- Relator(a)
- Ministro Marco Aurélio Bellizze
- Órgão julgador
- Terceira Turma
- Data do julgamento
- 17/10/2022
- Data de publicação
- 20/10/2022
STJ – Acórdão, Rel. Ministro Marco Aurélio Bellizze, Terceira Turma, j. 17/10/2022, p. 20/10/2022
AGRAVO INTERNO NO RECURSO ESPECIAL. CUMPRIMENTO DE SENTENÇA. AGRAVO DE INSTRUMENTO. VIOLAÇÃO AOS ARTS. 489 E 1.022 DO CPC/2015. NÃO OCORRÊNCIA. FRAUDE À EXECUÇÃO. SÚMULA N. 375/STJ. REQUISITOS NÃO DEMONSTRADOS. MULTA DO ART. 1.026, § 2º, DO CPC/2015. AFASTAMENTO. AUSÊNCIA DE INTERESSE RECURSAL. MULTA DO ART. 1.021, § 4º, DO CPC/2015. NÃO INCIDÊNCIA, NA ESPÉCIE. LITIGÂNCIA DE MÁ-FÉ. NÃO CONFIGURADA. AGRAVO INTERNO IMPROVIDO. 1. Não ficou configurada a violação aos arts. 489 e 1.022 do CPC/2015, uma vez que o Tribunal de origem se manifestou de forma fundamentada sobre todas as questões necessárias para o deslinde da controvérsia. O mero inconformismo da parte com o julgamento contrário à sua pretensão não caracteriza falta de prestação jurisdicional. 2. Com efeito, são pressupostos genéricos da fraude à execução: processo judicial em curso em face do devedor/executado; registro, na matrícula do bem, da penhora ou outro ato de constrição judicial ou averbação premonitória ou, então, prova da má-fé do terceiro adquirente. Precedentes. 3. De acordo com a jurisprudência do STJ, "não havendo registro da existência de ação capaz de reduzir o devedor à insolvência ou de medida constritiva sobre o imóvel, o ônus probatório de que o terceiro agiu de má-fé deve recair sobre o credor/exequente, pois este deveria ter feito o registro imobiliário e não o fez" (EREsp 655000/SP, Segunda Seção, DJe 23/06/2015, sem grifo no original). 4. Relativamente ao pedido de exclusão da multa prevista no art. 1.026, § 2º, do CPC/2015, constata-se ausência de interesse recursal, diante do provimento, nesse ponto, do recurso especial. 5. O mero não conhecimento ou a improcedência de recurso interno não enseja a automática condenação à multa do art. 1.021, § 4º, do NCPC, devendo ser analisado caso a caso. 6. Conforme entendimento desta Corte, "a litigância de má-fé, passível de ensejar a aplicação da multa e indenização, configura-se quando houver insistência injustificável da parte na utilização e reiteração indevida de recursos manifestamente protelatórios" (AgInt no AREsp 1814712/PR, Rel.
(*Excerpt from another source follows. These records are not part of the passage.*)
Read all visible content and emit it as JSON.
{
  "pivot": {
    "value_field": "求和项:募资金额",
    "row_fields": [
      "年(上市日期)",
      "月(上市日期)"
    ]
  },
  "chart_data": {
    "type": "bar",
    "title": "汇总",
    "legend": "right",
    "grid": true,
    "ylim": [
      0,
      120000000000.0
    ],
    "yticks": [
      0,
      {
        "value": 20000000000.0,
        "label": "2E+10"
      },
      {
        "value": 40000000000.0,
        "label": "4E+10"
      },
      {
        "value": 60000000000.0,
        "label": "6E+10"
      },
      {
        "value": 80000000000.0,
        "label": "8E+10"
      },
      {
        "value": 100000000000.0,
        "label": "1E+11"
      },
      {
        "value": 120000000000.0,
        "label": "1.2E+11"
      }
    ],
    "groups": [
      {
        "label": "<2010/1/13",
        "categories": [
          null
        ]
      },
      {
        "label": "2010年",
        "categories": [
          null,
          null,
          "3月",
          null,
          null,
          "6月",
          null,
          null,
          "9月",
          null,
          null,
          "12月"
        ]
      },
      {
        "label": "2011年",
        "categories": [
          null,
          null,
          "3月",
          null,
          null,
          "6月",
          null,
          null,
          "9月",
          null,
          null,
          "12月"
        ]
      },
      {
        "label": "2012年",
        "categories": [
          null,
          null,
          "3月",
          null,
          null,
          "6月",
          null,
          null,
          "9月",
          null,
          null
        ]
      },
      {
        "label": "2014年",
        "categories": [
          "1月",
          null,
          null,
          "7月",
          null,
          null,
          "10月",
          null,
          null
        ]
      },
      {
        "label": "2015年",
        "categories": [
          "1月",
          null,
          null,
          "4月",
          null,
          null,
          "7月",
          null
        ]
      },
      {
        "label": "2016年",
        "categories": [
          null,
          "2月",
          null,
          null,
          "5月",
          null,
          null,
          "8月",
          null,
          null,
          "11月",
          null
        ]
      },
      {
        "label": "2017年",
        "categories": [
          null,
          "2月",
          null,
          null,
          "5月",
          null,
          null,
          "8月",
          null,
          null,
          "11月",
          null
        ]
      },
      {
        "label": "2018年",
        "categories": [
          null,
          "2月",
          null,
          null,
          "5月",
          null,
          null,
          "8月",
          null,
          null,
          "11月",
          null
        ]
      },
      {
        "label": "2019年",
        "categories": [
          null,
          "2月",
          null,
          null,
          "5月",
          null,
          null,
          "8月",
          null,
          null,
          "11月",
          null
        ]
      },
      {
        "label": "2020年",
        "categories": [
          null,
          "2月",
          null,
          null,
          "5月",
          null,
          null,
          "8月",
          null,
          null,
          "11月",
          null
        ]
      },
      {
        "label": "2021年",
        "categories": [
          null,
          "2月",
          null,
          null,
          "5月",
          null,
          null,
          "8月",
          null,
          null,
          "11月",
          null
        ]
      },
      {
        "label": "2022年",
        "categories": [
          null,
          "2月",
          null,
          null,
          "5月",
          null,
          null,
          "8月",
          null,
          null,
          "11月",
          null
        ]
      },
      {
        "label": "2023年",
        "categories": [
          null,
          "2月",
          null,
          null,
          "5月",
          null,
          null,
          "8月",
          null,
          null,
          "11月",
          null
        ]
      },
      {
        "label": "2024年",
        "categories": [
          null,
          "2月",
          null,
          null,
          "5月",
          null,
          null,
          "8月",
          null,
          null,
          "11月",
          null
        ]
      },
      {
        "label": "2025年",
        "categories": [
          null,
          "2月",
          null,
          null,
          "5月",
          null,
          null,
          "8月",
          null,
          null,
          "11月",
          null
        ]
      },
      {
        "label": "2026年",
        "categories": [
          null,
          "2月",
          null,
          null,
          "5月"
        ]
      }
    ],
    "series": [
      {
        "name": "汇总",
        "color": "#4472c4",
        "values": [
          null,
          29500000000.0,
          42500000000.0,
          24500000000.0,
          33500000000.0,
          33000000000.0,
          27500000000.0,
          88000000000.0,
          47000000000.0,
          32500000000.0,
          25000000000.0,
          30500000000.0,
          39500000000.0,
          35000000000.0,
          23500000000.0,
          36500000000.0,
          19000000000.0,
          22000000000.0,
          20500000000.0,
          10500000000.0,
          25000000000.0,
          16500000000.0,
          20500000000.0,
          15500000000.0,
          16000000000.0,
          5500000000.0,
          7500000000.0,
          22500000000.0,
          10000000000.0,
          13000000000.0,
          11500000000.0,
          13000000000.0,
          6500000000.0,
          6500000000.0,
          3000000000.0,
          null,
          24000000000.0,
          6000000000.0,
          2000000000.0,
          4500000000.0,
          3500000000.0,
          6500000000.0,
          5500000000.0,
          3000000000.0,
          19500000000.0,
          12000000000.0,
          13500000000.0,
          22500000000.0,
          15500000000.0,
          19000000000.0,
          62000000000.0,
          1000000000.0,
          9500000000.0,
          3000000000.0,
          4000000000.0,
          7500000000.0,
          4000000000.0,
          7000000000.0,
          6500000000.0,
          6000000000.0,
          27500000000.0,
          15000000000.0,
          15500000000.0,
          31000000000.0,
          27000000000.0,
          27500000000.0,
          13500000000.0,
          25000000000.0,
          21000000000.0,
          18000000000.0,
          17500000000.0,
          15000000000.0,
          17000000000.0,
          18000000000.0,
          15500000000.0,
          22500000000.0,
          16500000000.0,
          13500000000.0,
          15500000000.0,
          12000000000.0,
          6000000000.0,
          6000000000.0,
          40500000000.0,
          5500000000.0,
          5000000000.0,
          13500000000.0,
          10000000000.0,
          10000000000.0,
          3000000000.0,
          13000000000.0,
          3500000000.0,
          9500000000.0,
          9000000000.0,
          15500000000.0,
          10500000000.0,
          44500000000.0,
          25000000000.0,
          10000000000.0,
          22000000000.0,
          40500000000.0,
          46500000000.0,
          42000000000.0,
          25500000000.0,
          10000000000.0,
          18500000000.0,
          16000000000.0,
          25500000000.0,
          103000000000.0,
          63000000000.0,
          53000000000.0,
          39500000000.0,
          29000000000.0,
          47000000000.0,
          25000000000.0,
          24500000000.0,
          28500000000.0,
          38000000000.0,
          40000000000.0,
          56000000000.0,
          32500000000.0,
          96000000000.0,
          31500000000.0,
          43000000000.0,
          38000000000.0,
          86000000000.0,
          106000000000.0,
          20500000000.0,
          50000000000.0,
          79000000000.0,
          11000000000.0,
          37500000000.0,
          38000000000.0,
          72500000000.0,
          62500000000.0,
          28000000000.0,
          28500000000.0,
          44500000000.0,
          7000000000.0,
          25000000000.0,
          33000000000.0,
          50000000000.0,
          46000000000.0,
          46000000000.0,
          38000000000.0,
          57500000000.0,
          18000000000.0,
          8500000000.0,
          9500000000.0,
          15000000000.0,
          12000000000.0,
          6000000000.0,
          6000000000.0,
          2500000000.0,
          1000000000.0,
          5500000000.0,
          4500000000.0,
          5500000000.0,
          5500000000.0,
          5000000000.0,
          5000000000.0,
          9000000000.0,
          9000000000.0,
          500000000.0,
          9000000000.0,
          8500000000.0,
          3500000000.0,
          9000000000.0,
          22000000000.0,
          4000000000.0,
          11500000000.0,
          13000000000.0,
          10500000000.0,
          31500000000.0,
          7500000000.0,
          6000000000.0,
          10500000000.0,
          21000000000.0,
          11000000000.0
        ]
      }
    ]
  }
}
Ministro Moura Ribeiro, Terceira Turma, julgado em 20/09/2021, DJe 22/09/2021), o que não ocorreu no caso em análise. 7. Agravo interno improvido. (AgInt no REsp n. 1.929.365/PR, relator Ministro Marco Aurélio Bellizze, Terceira Turma, julgado em 17/10/2022, DJe de 20/10/2022.)